AVERAGE power is FORCE*DISTANCE/TIME. Thus, all we need is distance. The distance traveled in 3.23 seconds at 0.576 m/s/s is:

0.5*( 0.576 m/s/s )*(3.23 seconds)^2 = 3.0 meters

So all you're left with is:

( 391.680 Newtons )*( 3.0 meters )/( 3.23 seconds ) = 363.79 Watts

See? 391.680 Newtons was applied for 3 meters. That means that 1175 Joules of energy was used. That energy was used over 3.23 seconds, so we get 1175/3.23 Watts, or 363.79 Watts.

Another way to look at this:

(AVERAGE Power) = Force * (AVERAGE Velocity)

The force applied was 391.680 Newtons. The elevator went up 3 meters in 3.23 seconds, so its average velocity was 3/3.23 m/s.
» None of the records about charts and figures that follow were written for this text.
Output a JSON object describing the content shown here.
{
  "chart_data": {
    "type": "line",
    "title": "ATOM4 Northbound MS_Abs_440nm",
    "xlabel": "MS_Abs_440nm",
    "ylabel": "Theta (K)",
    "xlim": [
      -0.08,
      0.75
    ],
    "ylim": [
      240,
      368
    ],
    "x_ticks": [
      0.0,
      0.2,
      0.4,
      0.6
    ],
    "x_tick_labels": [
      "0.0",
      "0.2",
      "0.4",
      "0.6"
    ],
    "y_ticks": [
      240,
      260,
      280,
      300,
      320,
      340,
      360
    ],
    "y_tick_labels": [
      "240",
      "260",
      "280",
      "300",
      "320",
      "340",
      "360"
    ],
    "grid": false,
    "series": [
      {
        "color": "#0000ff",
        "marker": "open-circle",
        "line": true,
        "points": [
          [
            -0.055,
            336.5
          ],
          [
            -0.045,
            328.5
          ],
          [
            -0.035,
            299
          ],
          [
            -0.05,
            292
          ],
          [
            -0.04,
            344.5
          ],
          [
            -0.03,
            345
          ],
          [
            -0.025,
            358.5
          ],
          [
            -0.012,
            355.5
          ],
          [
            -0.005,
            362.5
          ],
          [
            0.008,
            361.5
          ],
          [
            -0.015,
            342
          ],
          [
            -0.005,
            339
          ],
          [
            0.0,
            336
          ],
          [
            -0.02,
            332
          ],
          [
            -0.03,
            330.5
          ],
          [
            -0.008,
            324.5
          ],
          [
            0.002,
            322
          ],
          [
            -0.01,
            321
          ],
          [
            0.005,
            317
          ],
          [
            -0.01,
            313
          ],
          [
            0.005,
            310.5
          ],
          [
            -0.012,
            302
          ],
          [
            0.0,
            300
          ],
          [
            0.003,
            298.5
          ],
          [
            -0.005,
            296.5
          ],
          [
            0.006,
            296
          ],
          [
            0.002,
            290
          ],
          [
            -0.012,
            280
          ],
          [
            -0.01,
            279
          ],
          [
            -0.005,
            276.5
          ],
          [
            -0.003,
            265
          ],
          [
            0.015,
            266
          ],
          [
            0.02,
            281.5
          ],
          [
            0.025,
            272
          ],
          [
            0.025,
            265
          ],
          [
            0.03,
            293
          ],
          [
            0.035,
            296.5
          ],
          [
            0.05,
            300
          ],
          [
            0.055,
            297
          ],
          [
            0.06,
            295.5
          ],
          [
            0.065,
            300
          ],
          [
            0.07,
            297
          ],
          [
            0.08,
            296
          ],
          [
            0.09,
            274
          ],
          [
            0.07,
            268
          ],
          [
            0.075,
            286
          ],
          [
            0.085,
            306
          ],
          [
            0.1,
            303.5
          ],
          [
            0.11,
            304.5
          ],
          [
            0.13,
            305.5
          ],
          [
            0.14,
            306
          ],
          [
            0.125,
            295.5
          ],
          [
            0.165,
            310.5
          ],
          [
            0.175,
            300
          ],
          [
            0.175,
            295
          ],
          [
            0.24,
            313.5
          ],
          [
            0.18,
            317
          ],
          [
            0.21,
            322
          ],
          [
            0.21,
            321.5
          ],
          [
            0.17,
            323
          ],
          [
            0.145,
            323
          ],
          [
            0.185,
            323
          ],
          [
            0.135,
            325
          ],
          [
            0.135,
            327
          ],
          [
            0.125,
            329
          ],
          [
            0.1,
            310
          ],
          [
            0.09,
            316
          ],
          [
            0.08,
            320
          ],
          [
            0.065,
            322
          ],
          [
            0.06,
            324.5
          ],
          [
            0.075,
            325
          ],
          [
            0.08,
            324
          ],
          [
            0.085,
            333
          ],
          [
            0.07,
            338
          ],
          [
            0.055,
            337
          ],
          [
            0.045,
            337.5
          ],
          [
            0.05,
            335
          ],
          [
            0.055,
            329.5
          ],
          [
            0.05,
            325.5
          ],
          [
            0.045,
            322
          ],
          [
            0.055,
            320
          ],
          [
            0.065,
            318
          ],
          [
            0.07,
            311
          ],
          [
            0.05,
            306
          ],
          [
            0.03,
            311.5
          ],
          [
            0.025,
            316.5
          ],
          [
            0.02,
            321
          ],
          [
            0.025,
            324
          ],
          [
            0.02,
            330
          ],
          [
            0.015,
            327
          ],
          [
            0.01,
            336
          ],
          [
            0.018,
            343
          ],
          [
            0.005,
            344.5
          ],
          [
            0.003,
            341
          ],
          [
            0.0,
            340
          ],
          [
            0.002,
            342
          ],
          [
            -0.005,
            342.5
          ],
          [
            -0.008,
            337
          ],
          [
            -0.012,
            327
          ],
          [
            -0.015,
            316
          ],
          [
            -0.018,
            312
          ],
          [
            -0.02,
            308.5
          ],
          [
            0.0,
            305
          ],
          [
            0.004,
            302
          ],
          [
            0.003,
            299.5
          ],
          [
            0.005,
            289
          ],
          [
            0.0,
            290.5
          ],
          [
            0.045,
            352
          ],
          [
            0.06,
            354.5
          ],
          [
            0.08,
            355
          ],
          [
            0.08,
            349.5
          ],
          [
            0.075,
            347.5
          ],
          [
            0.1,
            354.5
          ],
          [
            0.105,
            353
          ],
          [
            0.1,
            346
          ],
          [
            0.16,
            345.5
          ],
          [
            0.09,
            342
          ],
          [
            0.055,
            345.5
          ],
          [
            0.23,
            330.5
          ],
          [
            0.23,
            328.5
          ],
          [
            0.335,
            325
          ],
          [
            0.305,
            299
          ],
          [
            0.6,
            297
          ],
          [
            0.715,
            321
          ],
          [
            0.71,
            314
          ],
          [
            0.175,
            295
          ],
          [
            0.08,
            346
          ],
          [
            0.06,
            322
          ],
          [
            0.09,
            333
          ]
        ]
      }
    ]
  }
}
So again, the AVERAGE power is 363.79 Watts.

Answer 2

First, lets get the force of the elevator.

Force = mass * (delta velocity / delta time)

Starts from rest, so initial velocity is 0 and initial time is 0.

Force = 680 kg * ((1.86 m/s) / (3.23 s)) = 391.58 N (mistype in calculator the first time)

Power = Force * velocity

Power = (391.58 N) * (1.86 m/s) = 728.3 W = 0.728 kW

Answer below neglects units -> Average velocity is not 3 m divided by 1.86 m/s. That is average time -> units end up in seconds.

Also, it is not by coincidence that my answer is approximately two times the answer given below. Below is a pitfall that only half the problem's power was calculated. The power needed to reach the cruise speed given in the problem.